Senior Convertible Indebtedness
At December 31, 2007, we have outstanding $4.95 billion in principal amount of unsecured Senior Convertible Notes
(the "Convertible Notes") that mature in 2036. The Convertible Notes pay interest semiannually at a rate of 4.25% per
annum. The Convertible Notes are convertible into shares of Ford Common Stock, based on a conversion rate (subject to
adjustment) of 108.6957 shares per $1,000 principal amount of Convertible Notes (which is equal to a conversion price of
$9.20 per share, representing a 25% conversion premium based on the closing price of $7.36 per share on
December 6, 2006). Holders may require us to purchase all or a portion of the Convertible Notes for cash on
December 20, 2016 and December 15, 2026 or upon a change in control of the Company or for shares of Ford Common
Stock upon a designated event, in each case for a price equal to 100% of the principal amount of the Convertible Notes
being repurchased, plus any accrued and unpaid interest to, but not including, the date of repurchase. We may redeem
for cash all or a portion of the Convertible Notes at our option at any time or from time to time on or after
December 20, 2016 at a price equal to 100% of the principal amount of the Convertible Notes to be redeemed, plus
accrued and unpaid interest to, but not including, the redemption date. We also may terminate the conversion rights at
any time on or after December 20, 2013 if the closing price of Ford Common Stock exceeds 140% of the then-prevailing
conversion price for twenty trading days during any consecutive thirty trading day period.
Subordinated Convertible Indebtedness
At December 31, 2007, Ford Motor Company Capital Trust II ("Trust II"), a subsidiary trust, had outstanding
6.50% Cumulative Convertible Trust Preferred Securities with an aggregate liquidation preference of $2.9 billion (the
“Trust Preferred Securities”). The sole assets of Trust II are $3 billion of 6.50% Junior Subordinated Convertible
Debentures due 2032 of Ford Motor Company (the "Subordinated Debentures"). As of January 15, 2007, the
Subordinated Debentures had become redeemable at our option.

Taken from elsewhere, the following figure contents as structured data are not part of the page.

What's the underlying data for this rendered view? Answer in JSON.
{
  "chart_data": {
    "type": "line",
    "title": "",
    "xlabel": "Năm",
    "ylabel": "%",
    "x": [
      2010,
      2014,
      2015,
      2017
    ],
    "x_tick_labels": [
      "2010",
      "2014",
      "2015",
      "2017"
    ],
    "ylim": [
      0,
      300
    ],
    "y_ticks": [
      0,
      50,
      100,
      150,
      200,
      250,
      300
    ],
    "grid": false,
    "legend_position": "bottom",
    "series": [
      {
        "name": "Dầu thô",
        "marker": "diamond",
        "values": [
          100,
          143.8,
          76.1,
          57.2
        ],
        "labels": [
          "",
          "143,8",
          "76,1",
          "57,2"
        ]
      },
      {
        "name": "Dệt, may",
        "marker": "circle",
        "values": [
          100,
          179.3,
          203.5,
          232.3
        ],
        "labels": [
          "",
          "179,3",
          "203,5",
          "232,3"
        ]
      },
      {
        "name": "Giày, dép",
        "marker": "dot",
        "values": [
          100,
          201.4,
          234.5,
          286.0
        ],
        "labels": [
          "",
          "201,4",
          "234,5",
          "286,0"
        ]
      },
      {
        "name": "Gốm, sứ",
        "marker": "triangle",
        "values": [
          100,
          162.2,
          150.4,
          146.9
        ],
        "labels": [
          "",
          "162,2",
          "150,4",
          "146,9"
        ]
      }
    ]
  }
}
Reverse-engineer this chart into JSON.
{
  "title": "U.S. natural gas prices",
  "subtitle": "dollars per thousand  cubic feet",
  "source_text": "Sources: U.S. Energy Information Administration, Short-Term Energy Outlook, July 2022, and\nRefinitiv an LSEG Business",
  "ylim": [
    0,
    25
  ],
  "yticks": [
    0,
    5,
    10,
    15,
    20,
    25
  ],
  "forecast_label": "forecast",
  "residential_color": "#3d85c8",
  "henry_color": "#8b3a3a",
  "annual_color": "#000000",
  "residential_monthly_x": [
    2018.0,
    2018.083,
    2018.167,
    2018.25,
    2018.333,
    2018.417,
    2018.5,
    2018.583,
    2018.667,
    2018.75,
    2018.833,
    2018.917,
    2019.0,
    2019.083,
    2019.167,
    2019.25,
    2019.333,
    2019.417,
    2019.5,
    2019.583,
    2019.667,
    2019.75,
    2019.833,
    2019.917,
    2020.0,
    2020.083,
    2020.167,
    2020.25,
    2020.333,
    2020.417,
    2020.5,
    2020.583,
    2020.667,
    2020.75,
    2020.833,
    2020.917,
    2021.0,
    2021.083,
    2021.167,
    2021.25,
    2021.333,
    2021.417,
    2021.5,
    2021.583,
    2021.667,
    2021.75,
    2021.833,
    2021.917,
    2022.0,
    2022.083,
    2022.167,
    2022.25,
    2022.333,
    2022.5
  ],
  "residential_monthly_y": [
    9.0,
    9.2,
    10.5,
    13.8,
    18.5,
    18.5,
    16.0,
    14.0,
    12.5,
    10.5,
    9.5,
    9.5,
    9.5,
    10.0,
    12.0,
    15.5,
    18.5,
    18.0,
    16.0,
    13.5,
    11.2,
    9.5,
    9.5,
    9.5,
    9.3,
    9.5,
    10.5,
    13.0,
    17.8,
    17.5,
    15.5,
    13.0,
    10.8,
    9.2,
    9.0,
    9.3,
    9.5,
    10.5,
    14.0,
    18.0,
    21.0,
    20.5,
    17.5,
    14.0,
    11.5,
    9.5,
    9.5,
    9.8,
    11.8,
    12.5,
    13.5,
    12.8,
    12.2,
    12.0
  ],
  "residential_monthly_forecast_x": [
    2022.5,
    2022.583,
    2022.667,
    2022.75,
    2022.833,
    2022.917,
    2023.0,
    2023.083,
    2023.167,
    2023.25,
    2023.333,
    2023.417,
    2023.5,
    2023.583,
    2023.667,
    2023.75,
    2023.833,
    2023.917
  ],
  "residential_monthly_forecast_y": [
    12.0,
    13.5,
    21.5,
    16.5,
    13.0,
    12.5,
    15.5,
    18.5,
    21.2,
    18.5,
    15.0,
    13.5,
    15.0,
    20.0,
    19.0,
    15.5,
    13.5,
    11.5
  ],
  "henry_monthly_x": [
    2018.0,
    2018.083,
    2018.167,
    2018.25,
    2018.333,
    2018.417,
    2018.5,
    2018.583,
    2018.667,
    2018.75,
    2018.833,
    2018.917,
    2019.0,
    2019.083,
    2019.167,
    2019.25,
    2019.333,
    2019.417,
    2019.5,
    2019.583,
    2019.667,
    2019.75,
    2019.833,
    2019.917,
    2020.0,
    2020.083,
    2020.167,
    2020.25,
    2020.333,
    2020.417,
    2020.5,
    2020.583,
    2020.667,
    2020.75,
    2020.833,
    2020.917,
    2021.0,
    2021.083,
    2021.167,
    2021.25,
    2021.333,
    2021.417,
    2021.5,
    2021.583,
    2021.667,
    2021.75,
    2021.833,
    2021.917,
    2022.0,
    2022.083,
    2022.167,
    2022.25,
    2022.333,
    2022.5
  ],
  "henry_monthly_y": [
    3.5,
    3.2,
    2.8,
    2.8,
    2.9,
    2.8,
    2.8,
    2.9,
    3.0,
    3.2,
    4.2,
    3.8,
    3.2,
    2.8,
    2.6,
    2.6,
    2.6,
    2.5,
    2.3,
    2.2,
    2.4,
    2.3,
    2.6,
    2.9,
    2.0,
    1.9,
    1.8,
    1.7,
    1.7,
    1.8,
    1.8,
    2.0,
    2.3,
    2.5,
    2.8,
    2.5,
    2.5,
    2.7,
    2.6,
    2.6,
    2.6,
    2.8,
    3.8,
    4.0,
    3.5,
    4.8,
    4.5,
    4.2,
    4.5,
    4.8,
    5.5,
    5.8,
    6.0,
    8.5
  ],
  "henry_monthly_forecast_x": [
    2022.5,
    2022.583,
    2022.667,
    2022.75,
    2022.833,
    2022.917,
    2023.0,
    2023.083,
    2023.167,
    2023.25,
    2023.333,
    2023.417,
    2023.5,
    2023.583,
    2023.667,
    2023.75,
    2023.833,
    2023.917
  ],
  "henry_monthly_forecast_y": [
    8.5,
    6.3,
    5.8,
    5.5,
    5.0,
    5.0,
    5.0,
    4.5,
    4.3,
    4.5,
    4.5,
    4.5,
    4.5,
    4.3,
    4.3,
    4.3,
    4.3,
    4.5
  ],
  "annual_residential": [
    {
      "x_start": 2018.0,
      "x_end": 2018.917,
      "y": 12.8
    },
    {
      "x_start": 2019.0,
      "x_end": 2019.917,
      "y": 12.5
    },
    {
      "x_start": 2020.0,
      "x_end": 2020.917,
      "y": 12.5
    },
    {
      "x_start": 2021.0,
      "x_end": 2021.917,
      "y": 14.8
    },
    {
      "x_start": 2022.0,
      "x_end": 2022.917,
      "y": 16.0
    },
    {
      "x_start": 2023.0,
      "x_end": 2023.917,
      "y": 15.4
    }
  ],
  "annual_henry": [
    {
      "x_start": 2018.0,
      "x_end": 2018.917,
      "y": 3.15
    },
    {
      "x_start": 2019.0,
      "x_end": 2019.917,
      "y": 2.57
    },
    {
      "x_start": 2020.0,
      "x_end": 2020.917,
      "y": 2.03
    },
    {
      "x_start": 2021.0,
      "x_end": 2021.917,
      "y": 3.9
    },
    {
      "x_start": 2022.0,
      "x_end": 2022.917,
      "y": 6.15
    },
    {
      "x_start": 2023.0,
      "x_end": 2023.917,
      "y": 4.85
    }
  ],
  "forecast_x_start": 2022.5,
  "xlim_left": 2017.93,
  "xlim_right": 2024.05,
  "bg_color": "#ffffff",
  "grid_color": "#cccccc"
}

We guarantee the payment of all distribution and other
payments of the Trust Preferred Securities to the extent not paid by Trust II, but only if and to the extent we have made a
payment of interest or principal on the Subordinated Debentures. Trust II is not consolidated by us as it is a VIE in which
we do not have a significant variable interest and of which we are not the primary beneficiary.
On August 3, 2007, pursuant to an exchange or conversion offer made by Trust II and Ford to holders of Trust
Preferred Securities, holders of 42,543,071 then-outstanding Trust Preferred Securities with an aggregate liquidation
preference of $2.1 billion elected to convert such securities into an aggregate 194,494,157 shares of Ford Common
Stock. The conversion offer provided for a premium of 1.7468 additional shares of Ford Common Stock, over the
2.8249 shares of Ford Common Stock into which each Trust Preferred Security was convertible pursuant to its conversion
terms. As a result of the exchange, we recorded a pre-tax loss of $632 million in Automotive interest income and other
non-operating income/(expense), net.